Booker Woodfox

Personal information
- Born: September 6, 1986 (age 38) Dallas, Texas
- Nationality: American
- Listed height: 6 ft 1 in (1.85 m)
- Listed weight: 185 lb (84 kg)

Career information
- High school: Lewisville (Lewisville, Texas)
- College: San Jacinto (2005–2007); Creighton (2007–2009);
- NBA draft: 2009: undrafted
- Playing career: 2010–2017
- Position: Shooting guard
- Number: 11

Career history
- 2010: Sagesse
- 2010–2012: Texas Legends
- 2012: Trotamundos de Carabobo
- 2012: Pieno žvaigždės
- 2013–2014: Texas Legends
- 2014: Trotamundos de Carabobo
- 2014: Guerreros de Bogotá
- 2014–2015: Texas Legends
- 2016–2017: Cape Breton Highlanders

Career highlights and awards
- 2× D-League Three-Point Shootout champion (2011, 2012); MVC Player of the Year (2009); AP honorable mention All-American (2009); First-team All-MVC (2009); MVC Sixth Man of the Year (2008); MVC All-Newcomer Team (2008);
- Stats at Basketball Reference

= Booker Woodfox =

American basketball player (born 1986)

Booker Woodfox (born September 6, 1986) is an American former professional basketball player. He was an All-American player at Creighton University.

==College career==
Woodfox, a 6'1" guard from Lewisville High School in Lewisville, Texas, played two seasons for San Jacinto Junior College. He then moved to Creighton. As a junior, he averaged 9.6 points, 2.2 rebounds, and 1.3 assists per game off the bench to earn Missouri Valley Conference sixth man of the year honors. As a senior in 2008–09, Woodfox raised his scoring to 15.8 points per game and led the MVC in three-point field goal shooting percentage. At the conclusion of the season, he was named MVC Player of the Year; he was also named an honorable mention All-American by the Associated Press.

==Professional career==
Woodfox went undrafted in the 2009 NBA draft. On November 5, 2009, he was selected by the Fort Wayne Mad Ants in the fourth round of the 2009 NBA D-League draft. However, he was later waived by the Mad Ants on November 18, 2009. On January 4, 2010, he was acquired by the Erie BayHawks, but was waived by the team a week later before appearing in a game for them. In February 2010, he signed with Sagesse of Lebanon for the rest of the 2009–10 season.

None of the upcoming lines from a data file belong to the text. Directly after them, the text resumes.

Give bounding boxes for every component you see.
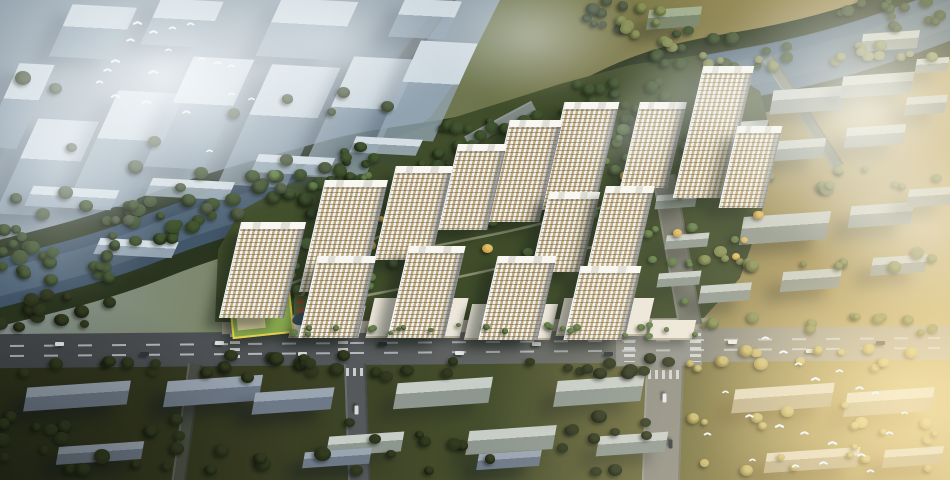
bird-icon — [857, 452, 866, 457]
bird-icon — [95, 79, 103, 84]
bird-icon — [227, 91, 235, 96]
bird-flocks-layer — [0, 0, 950, 480]
bird-icon — [149, 29, 158, 34]
bird-icon — [885, 430, 893, 435]
bird-icon — [749, 458, 756, 462]
bird-icon — [133, 20, 143, 26]
bird-icon — [126, 37, 135, 42]
bird-icon — [775, 423, 785, 429]
bird-icon — [794, 361, 802, 366]
bird-icon — [866, 468, 874, 473]
bird-icon — [227, 63, 235, 68]
bird-icon — [761, 335, 769, 340]
bird-icon — [855, 385, 864, 390]
bird-icon — [141, 99, 152, 105]
bird-icon — [248, 97, 255, 101]
bird-icon — [819, 460, 828, 465]
bird-icon — [111, 93, 121, 99]
bird-icon — [206, 149, 213, 153]
bird-icon — [871, 390, 879, 395]
bird-icon — [186, 21, 194, 26]
bird-icon — [703, 431, 711, 436]
bird-icon — [165, 48, 172, 52]
bird-icon — [103, 67, 112, 72]
bird-icon — [182, 109, 191, 114]
bird-icon — [828, 440, 838, 446]
bird-icon — [835, 368, 843, 373]
bird-icon — [800, 430, 809, 435]
bird-icon — [111, 58, 121, 64]
bird-icon — [811, 376, 821, 382]
bird-icon — [745, 413, 754, 418]
bird-icon — [168, 25, 176, 30]
bird-icon — [213, 60, 222, 65]
bird-icon — [779, 349, 788, 354]
bird-icon — [901, 411, 908, 415]
aerial-city-rendering — [0, 0, 950, 480]
bird-icon — [197, 56, 205, 61]
bird-icon — [791, 463, 799, 468]
bird-icon — [148, 69, 159, 75]
bird-icon — [722, 390, 729, 394]
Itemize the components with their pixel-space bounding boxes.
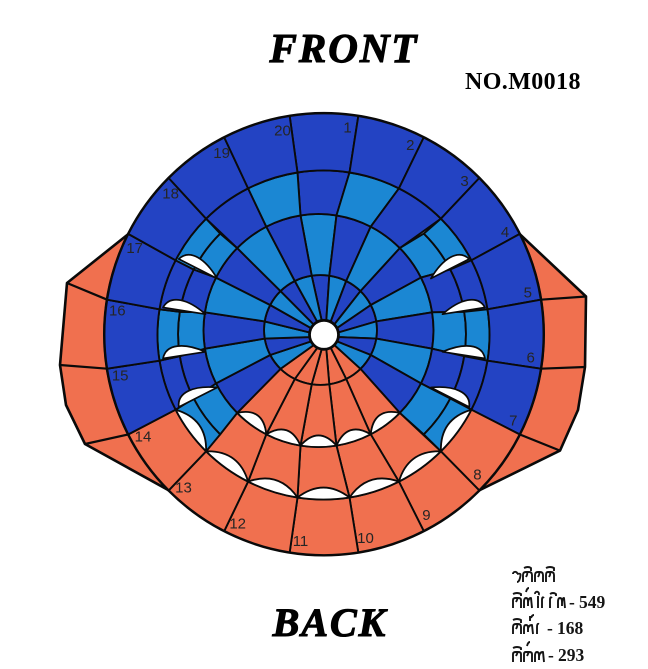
svg-text:168: 168 xyxy=(557,618,584,638)
svg-text:-: - xyxy=(569,592,575,612)
svg-text:-: - xyxy=(548,645,554,665)
svg-text:-: - xyxy=(547,618,553,638)
svg-text:549: 549 xyxy=(579,592,606,612)
svg-text:293: 293 xyxy=(558,645,585,665)
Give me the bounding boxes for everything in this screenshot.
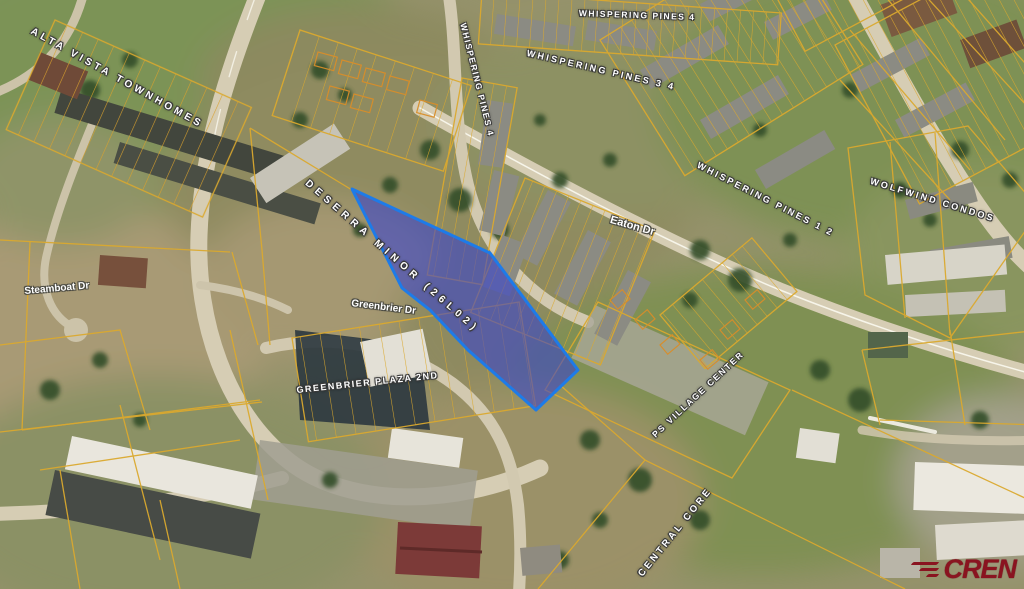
cren-logo-text: CREN: [943, 554, 1016, 585]
satellite-canvas: [0, 0, 1024, 589]
cren-logo: CREN: [912, 554, 1016, 585]
cren-logo-speed-lines-icon: [912, 561, 938, 579]
map-view[interactable]: ALTA VISTA TOWNHOMES WHISPERING PINES 4 …: [0, 0, 1024, 589]
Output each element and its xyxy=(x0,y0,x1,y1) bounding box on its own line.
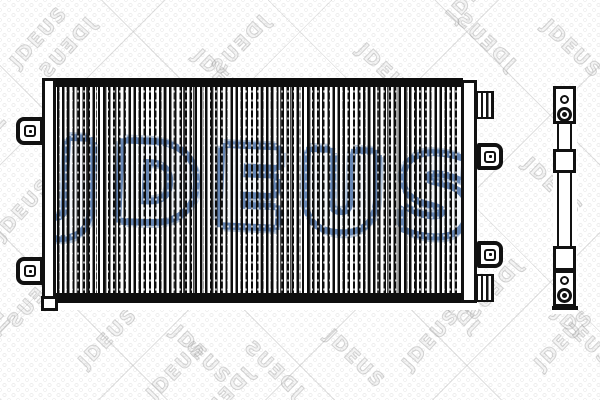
watermark-tile: JDEUS xyxy=(6,2,72,72)
drier-port-ring-bottom xyxy=(560,276,569,285)
watermark-tile: JDEUS xyxy=(74,303,142,372)
grommet-core xyxy=(562,112,567,117)
right-side-tank xyxy=(461,80,477,303)
left-rail-foot xyxy=(41,296,58,311)
watermark-tile: JDEUS xyxy=(442,0,508,26)
mounting-bracket-top-right xyxy=(477,143,503,170)
watermark-tile: JDEUS xyxy=(34,14,100,84)
bolt-hole-dot xyxy=(29,270,32,273)
pipe-fitting-bottom-right xyxy=(476,274,494,302)
drier-mid-block-lower xyxy=(553,246,576,271)
watermark-tile: JDEUS xyxy=(537,15,600,83)
bolt-hole xyxy=(484,151,496,163)
watermark-tile: JDEUS xyxy=(0,269,14,337)
drier-port-ring-top xyxy=(560,95,569,104)
watermark-tile: JDEUS xyxy=(206,11,274,80)
watermark-tile: JDEUS xyxy=(238,335,307,400)
watermark-tile: JDEUS xyxy=(398,304,464,374)
bolt-hole xyxy=(24,265,36,277)
mounting-bracket-bottom-right xyxy=(477,241,503,268)
watermark-tile: JDEUS xyxy=(320,325,389,393)
watermark-tile: JDEUS xyxy=(530,305,598,374)
drier-mid-block-upper xyxy=(553,149,576,173)
pipe-fitting-top-right xyxy=(476,91,494,119)
watermark-tile: JDEUS xyxy=(450,7,519,75)
drier-grommet-bottom xyxy=(557,288,572,303)
left-side-rail xyxy=(42,78,56,310)
bolt-hole-dot xyxy=(29,130,32,133)
drier-foot xyxy=(552,306,578,310)
bottom-header-plate xyxy=(45,293,463,303)
watermark-tile: JDEUS xyxy=(166,321,235,389)
watermark-tile: JDEUS xyxy=(0,69,10,137)
condenser-core-fins xyxy=(57,87,458,293)
grommet-core xyxy=(562,293,567,298)
bolt-hole xyxy=(24,125,36,137)
bolt-hole-dot xyxy=(489,155,492,158)
catalog-product-image: JDEUSJDEUSJDEUSJDEUSJDEUSJDEUSJDEUSJDEUS… xyxy=(0,0,600,400)
mounting-bracket-top-left xyxy=(16,117,44,145)
watermark-tile: JDEUS xyxy=(190,363,258,400)
watermark-tile: JDEUS xyxy=(142,335,210,400)
drier-grommet-top xyxy=(557,107,572,122)
mounting-bracket-bottom-left xyxy=(16,257,44,285)
top-header-plate xyxy=(45,78,463,87)
bolt-hole-dot xyxy=(489,253,492,256)
receiver-drier-bar xyxy=(553,86,577,314)
bolt-hole xyxy=(484,249,496,261)
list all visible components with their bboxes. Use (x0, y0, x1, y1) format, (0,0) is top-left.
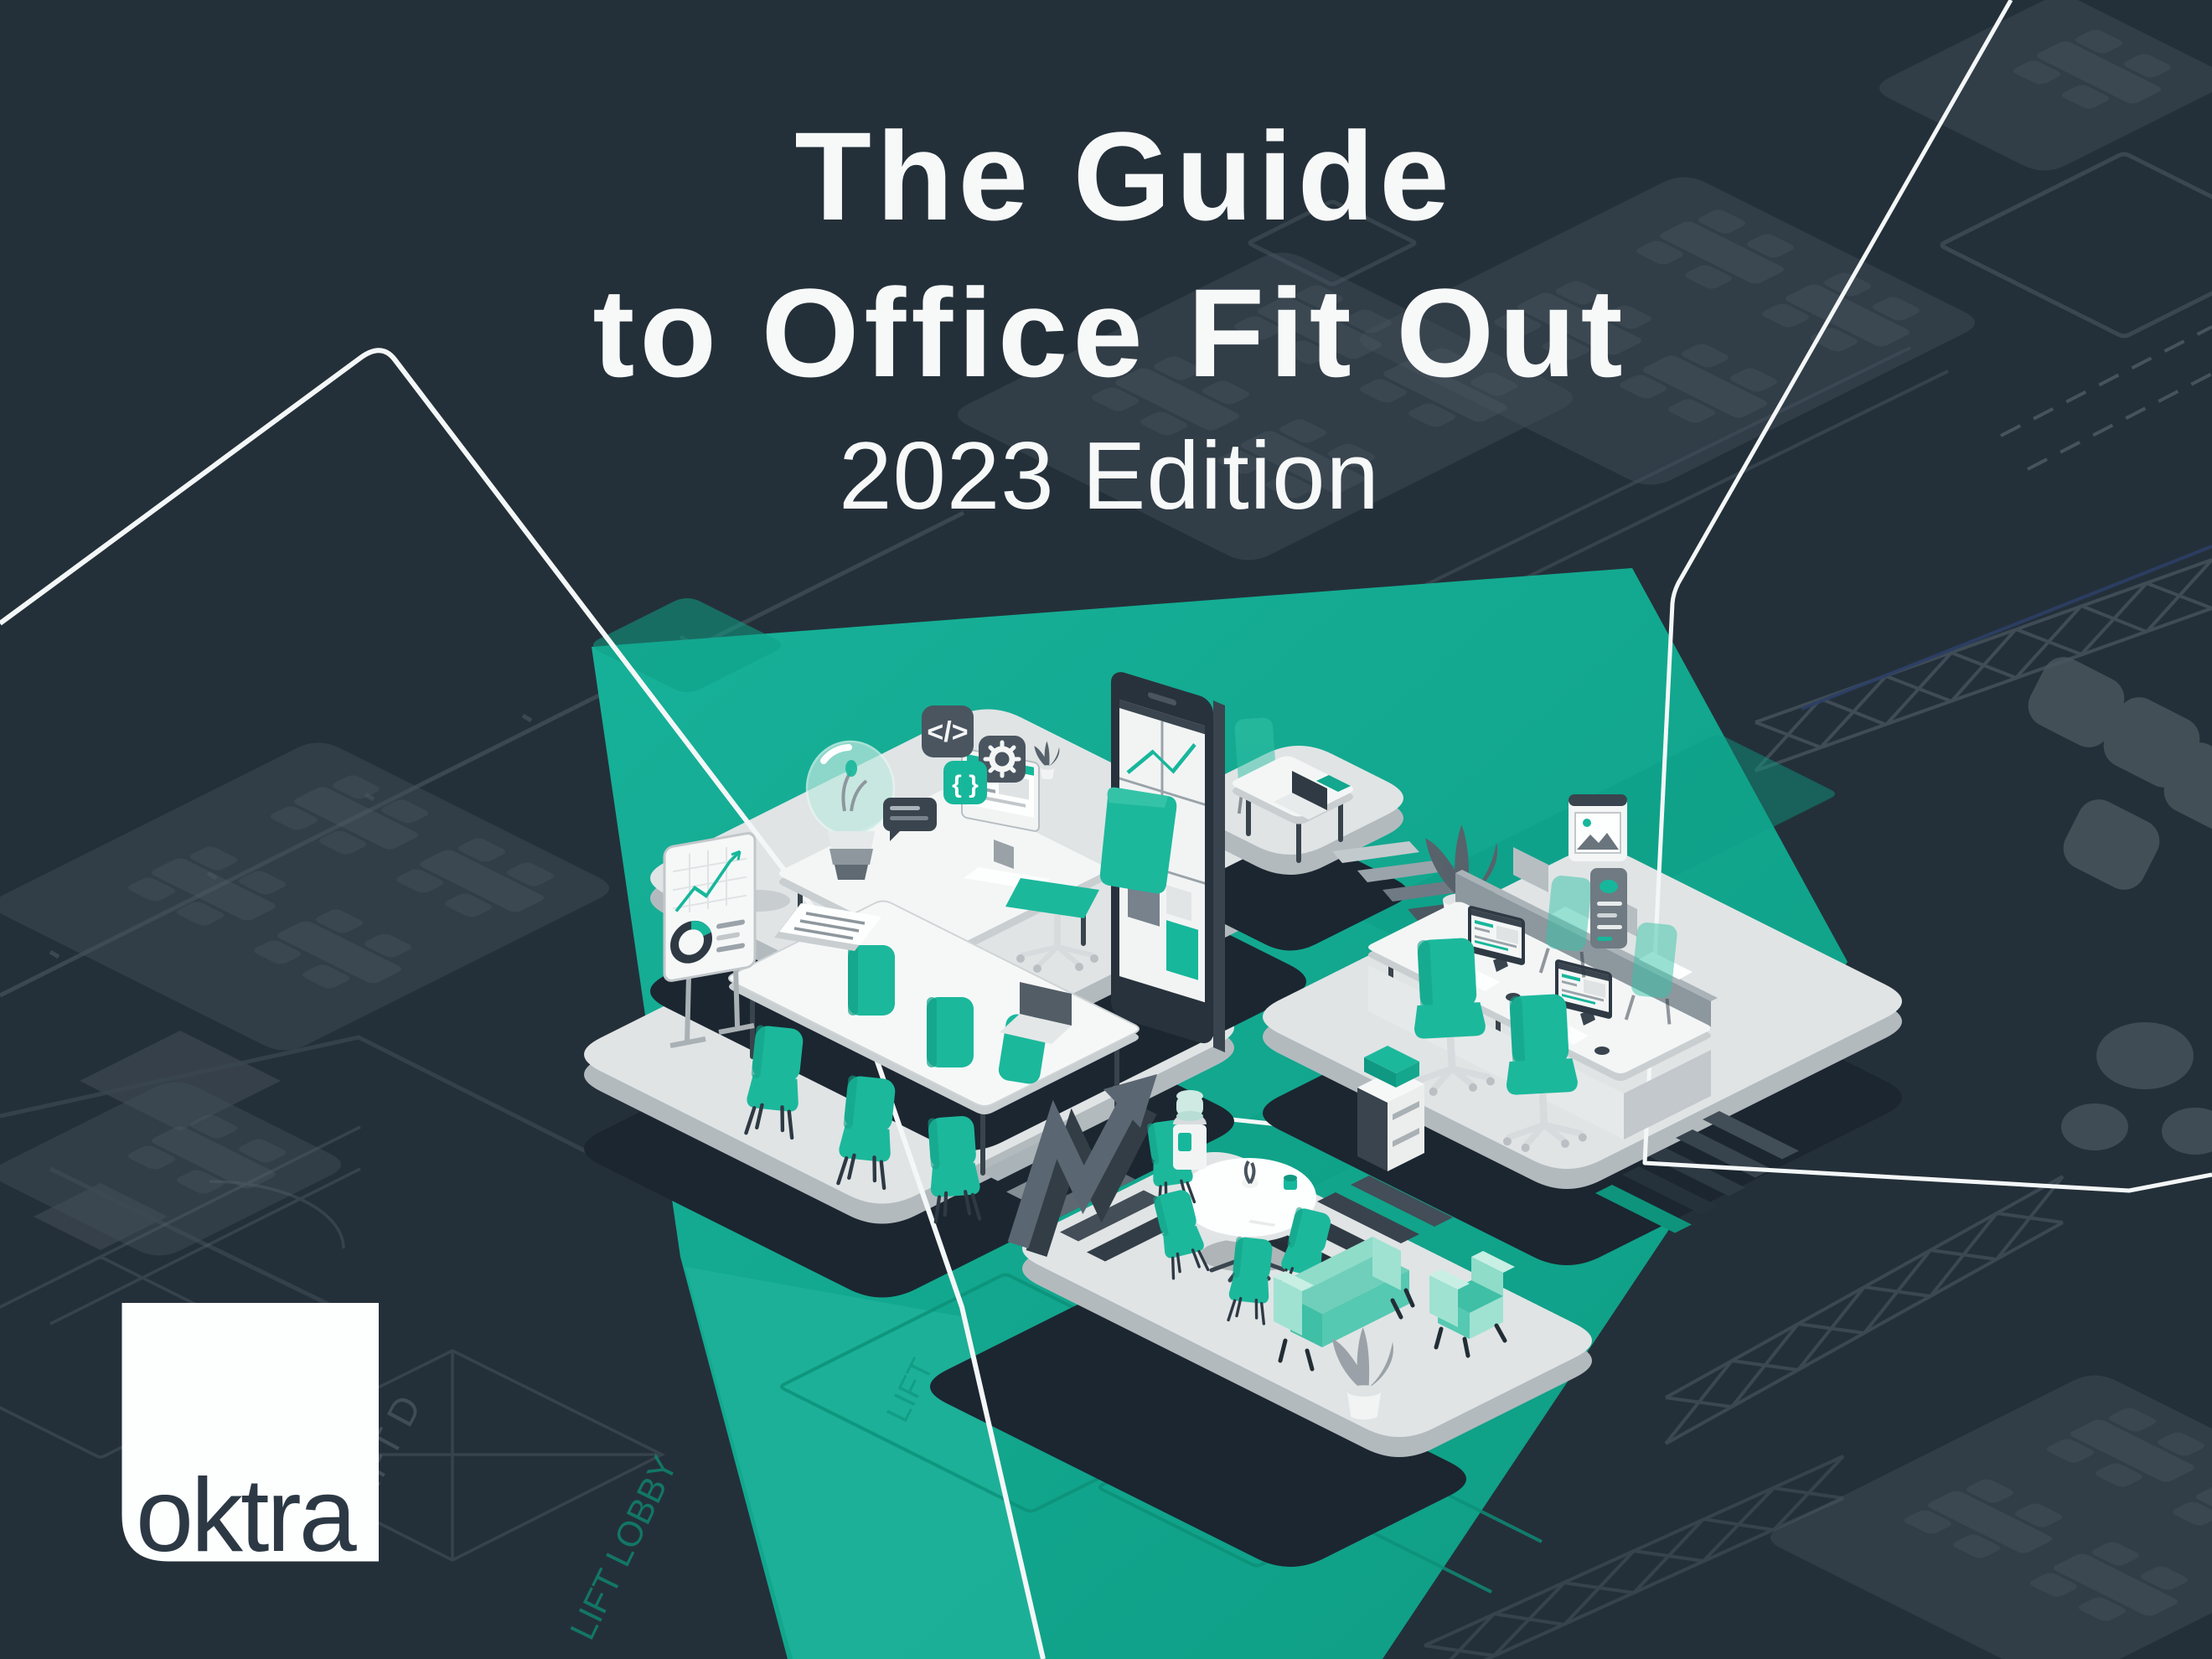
svg-text:</>: </> (927, 716, 968, 748)
svg-text:{ }: { } (952, 771, 979, 798)
svg-text:oktra: oktra (136, 1458, 357, 1574)
svg-text:The Guide: The Guide (794, 106, 1454, 246)
svg-text:to Office Fit Out: to Office Fit Out (592, 262, 1627, 403)
svg-text:2023 Edition: 2023 Edition (839, 423, 1380, 530)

On November 1, 2010, Woodfox was selected by the Texas Legends in the sixth round of the 2010 NBA D-League draft.

In November 2011, Woodfox was reacquired by the Texas Legends. In April 2012, he joined Trotamundos de Carabobo for the 2012 LPB season.

In July 2012, Woodfox joined the Dallas Mavericks for the 2012 NBA Summer League. In September 2012, he signed with Pieno žvaigždės of Lithuania for the 2012–13 season. On December 18, 2012, he was released by Pieno žvaigždės after seven LKL games and seven Baltic League games.

In November 2013, Woodfox was reacquired by the Texas Legends. In early May 2014, he re-joined Trotamundos de Carabobo for the 2014 LPB season. He left after just two games and signed with Guerreros de Bogotá of the Baloncesto Profesional Colombiano.

On November 3, 2014, Woodfox was reacquired by the Texas Legends.

On October 30, 2016, Woodfox was acquired by the Windy City Bulls, but was waived on November 4.